A more intimate connection to nature and history, however, belies these beliefs. In the past, because he knew that all of life ebbs and flows, following a constant cycle of birth, growth, maturity, decline, death and rebirth, the wise agrarian invested for it well in advance. He knew that winter would come, and growth would go dormant for a while. But he also knew that spring eventually followed, and patience and discipline would be rewarded. So it is with the long-term cycles of financial markets too, as you’ll see below…

So now let me share an updated version of the chart I first shared in early 2012, along with some additional thoughts that it brings to mind today.

This too shows the rolling 10-year returns of the S&P 500. Each bar represents the end results of a hypothetical $100,000 invested at the beginning of each period. The bar on the far left depicts the ten-year period that began on 12/31/1927 and ended on 12/31/1937. It includes The Great Depression. The bar on the far right depicts the ten-year period that began on 12/31/2011 and ended six months ago on 12/31/2021. I would be surprised if you didn’t recognize the long-range cyclical forces that appear to be at work in the financial world.

Obviously, this picture does not include the first six months of 2022. This is by design. First, I didn’t want to alter the broad picture perspective by abruptly changing the illustration method. More importantly, I didn’t want to add to the already prodigious pile of shrieking commentary about all that has happened in that comparatively short period – an experience that will likely become insignificant in the memories of true long-range investors if history is any guide at all.

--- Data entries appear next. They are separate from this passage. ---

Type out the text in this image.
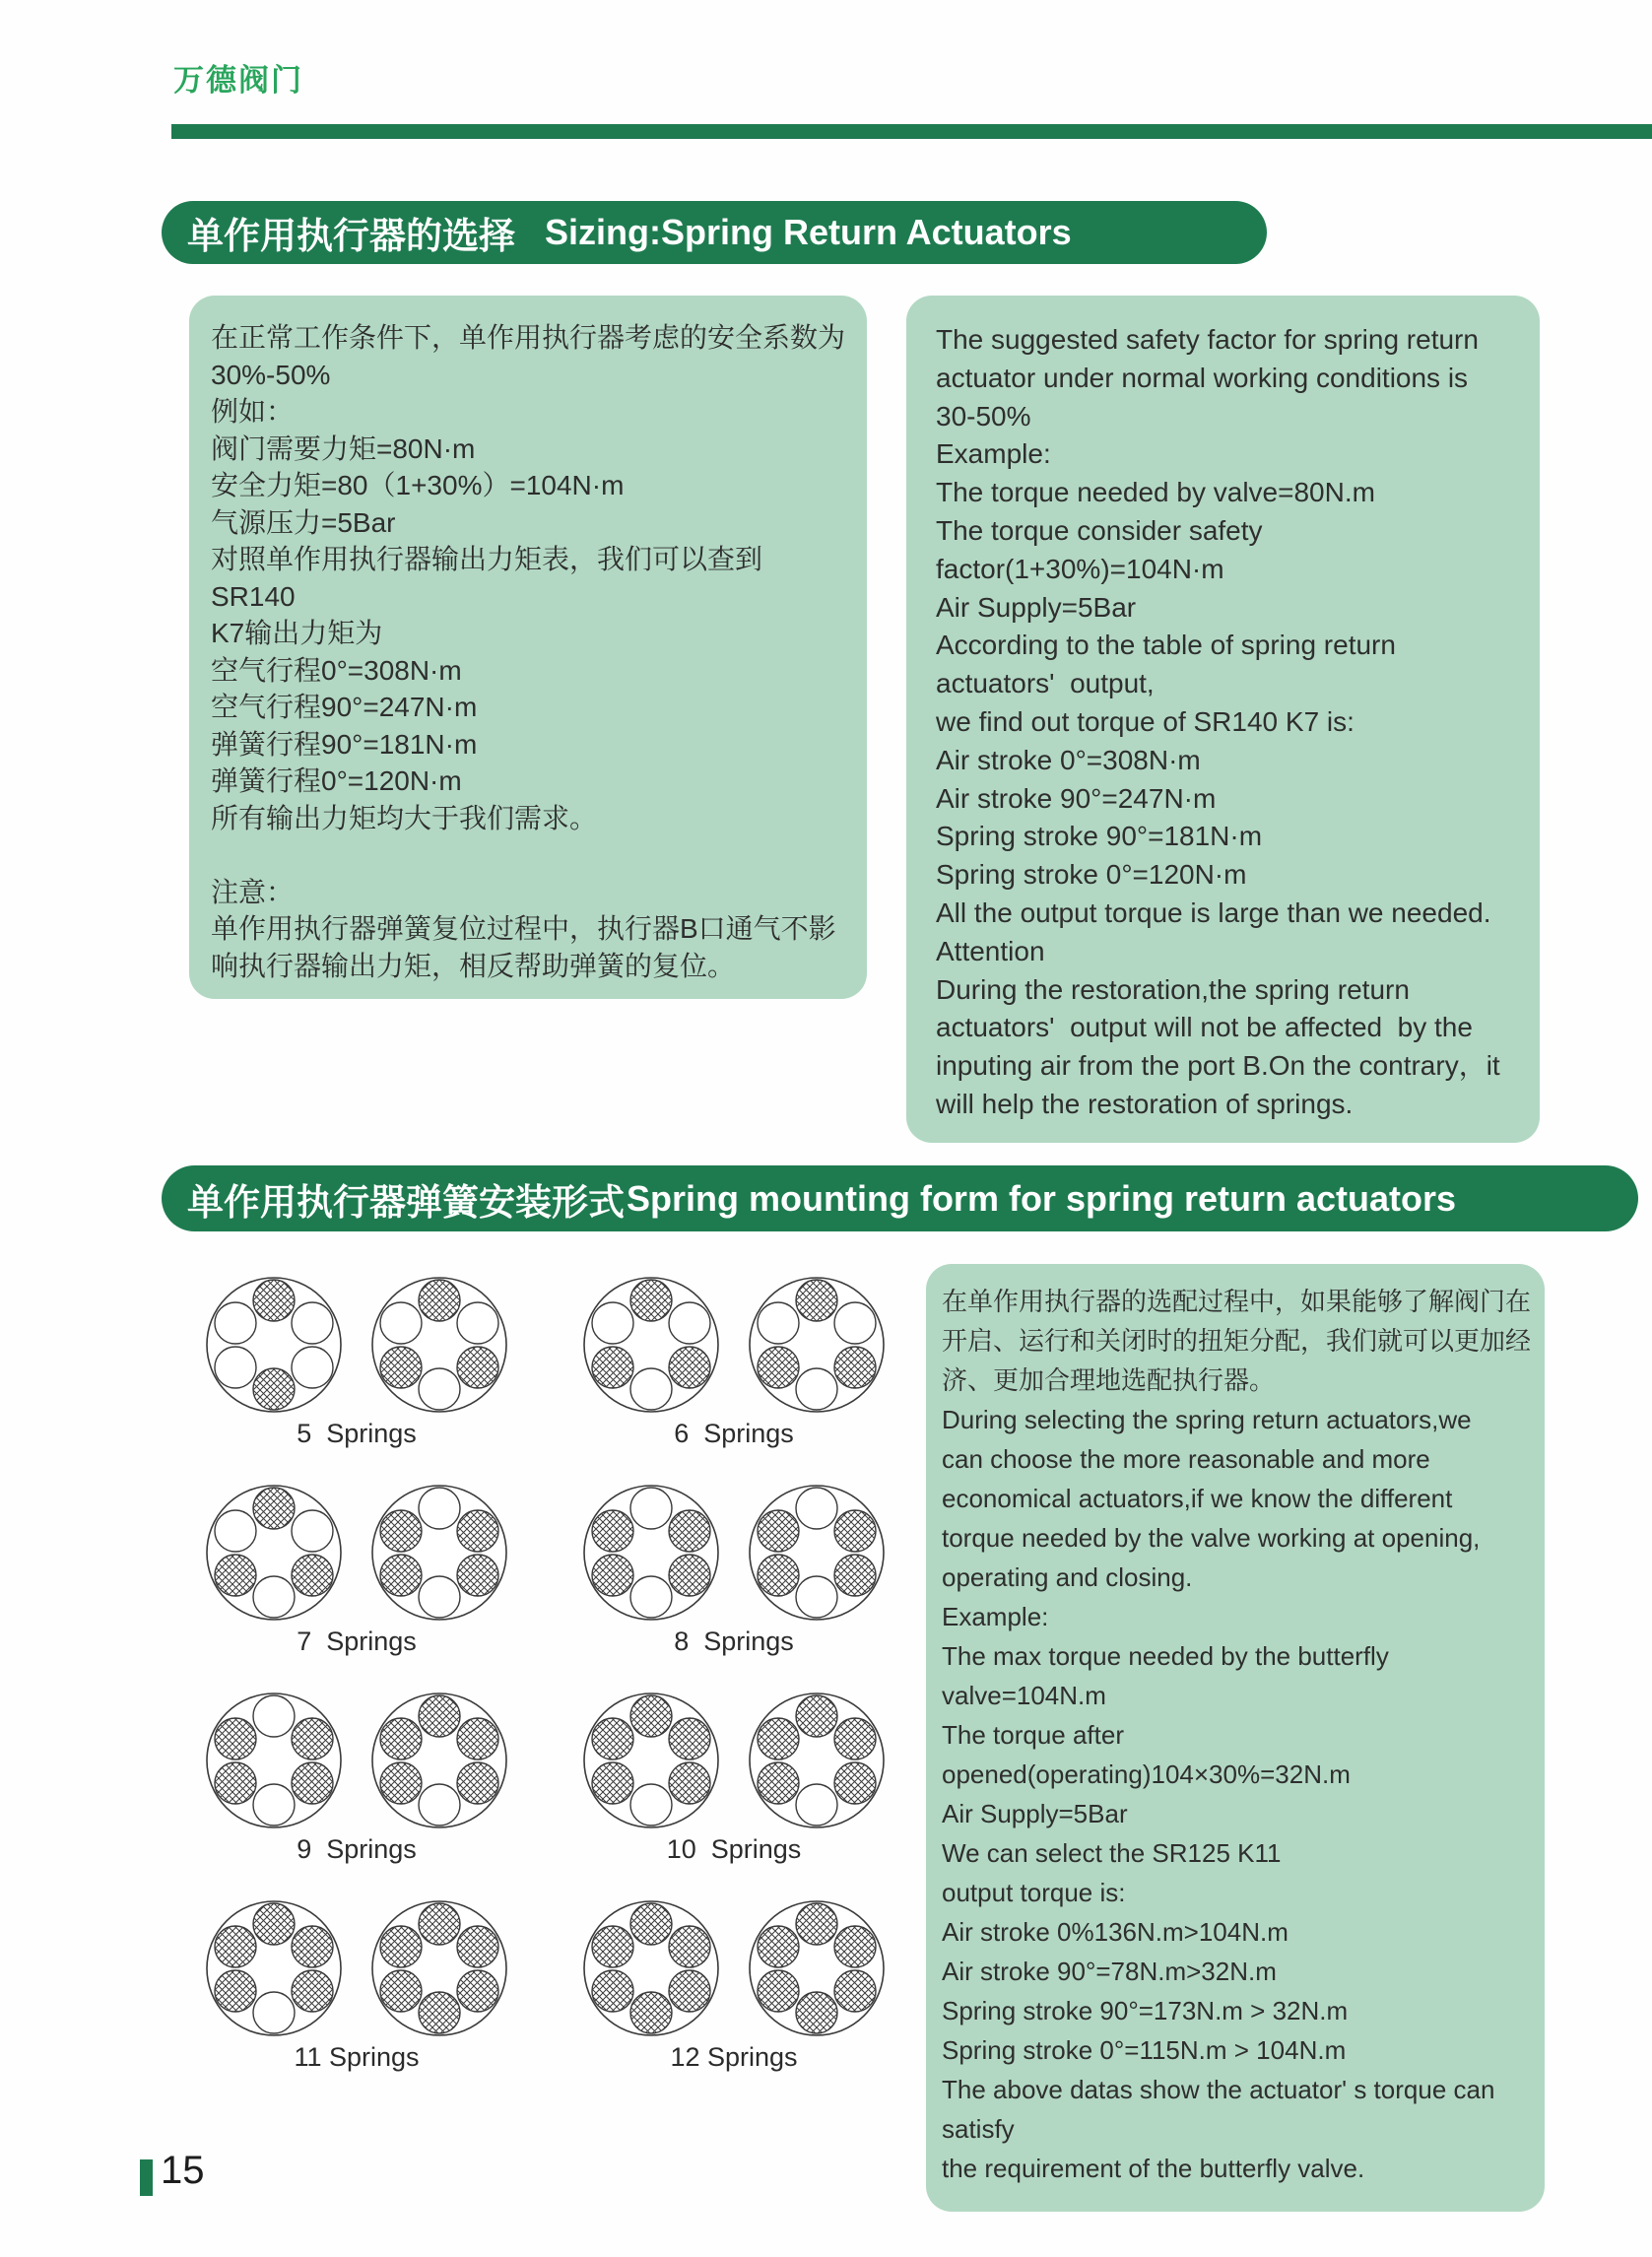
万德阀门
单作用执行器的选择 Sizing:Spring Return Actuators
在正常工作条件下，单作用执行器考虑的安全系数为
30%-50%
例如：
阀门需要力矩=80N·m
安全力矩=80（1+30%）=104N·m
气源压力=5Bar
对照单作用执行器输出力矩表，我们可以查到
SR140
K7输出力矩为
空气行程0°=308N·m
空气行程90°=247N·m
弹簧行程90°=181N·m
弹簧行程0°=120N·m
所有输出力矩均大于我们需求。

注意：
单作用执行器弹簧复位过程中，执行器B口通气不影
响执行器输出力矩，相反帮助弹簧的复位。
The suggested safety factor for spring return
actuator under normal working conditions is
30-50%
Example:
The torque needed by valve=80N.m
The torque consider safety
factor(1+30%)=104N·m
Air Supply=5Bar
According to the table of spring return
actuators'  output,
we find out torque of SR140 K7 is:
Air stroke 0°=308N·m
Air stroke 90°=247N·m
Spring stroke 90°=181N·m
Spring stroke 0°=120N·m
All the output torque is large than we needed.
Attention
During the restoration,the spring return
actuators'  output will not be affected  by the
inputing air from the port B.On the contrary，it
will help the restoration of springs.
单作用执行器弹簧安装形式 Spring mounting form for spring return actuators
5  Springs	6  Springs
7  Springs	8  Springs
9  Springs	10  Springs
11 Springs	12 Springs
在单作用执行器的选配过程中，如果能够了解阀门在
开启、运行和关闭时的扭矩分配，我们就可以更加经
济、更加合理地选配执行器。
During selecting the spring return actuators,we
can choose the more reasonable and more
economical actuators,if we know the different
torque needed by the valve working at opening,
operating and closing.
Example:
The max torque needed by the butterfly
valve=104N.m
The torque after
opened(operating)104×30%=32N.m
Air Supply=5Bar
We can select the SR125 K11
output torque is:
Air stroke 0%136N.m>104N.m
Air stroke 90°=78N.m>32N.m
Spring stroke 90°=173N.m > 32N.m
Spring stroke 0°=115N.m > 104N.m
The above datas show the actuator' s torque can
satisfy
the requirement of the butterfly valve.
15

Let me just point out that 6 months is only 5% of a 10-year period. In other words, 95% of the ten-year period that started on January 1st of this year is still completely unknown. There is not a soul in the world that can tell you for certain what is going to happen. But that 10-year period is the timeframe we should all be investing for, and the one beyond that.

In between now and December 31, 2032, we will see each successive year’s annual results added in turn to this rolling return chart, while the annual results we already know for each of the past calendar years will gradually roll off, one by one. The +16% annual return of 2012 will soon be replaced by the full year’s result for 2022 when we update this chart next. (So, I would bet the next bar will be shorter than the last.) And then at the end of 2023, the +32.4% return of 2013 will drop away as yet another unknown quantity is added…and so on and so forth… Looking backwards, you can see similar fluctuations at work.

But there are no facts about the future. There are no guarantees that the long-range cycles of history will continue. I don’t profess to know anything for sure.

I am a stalwart investor in equities, nonetheless, and I will be for years to come. Because if the broad, extended-term cycles of economic history do continue as they have since long before I was born, it suggests to me that the current paroxysms of fear and loathing towards the stalwart ownership of the great companies of the world will abate in due course, and those of us who have managed to curb our darker impulses in the interim will again be rewarded in the fullness of time.

Thank you again for your confidence and trust. And keep the faith.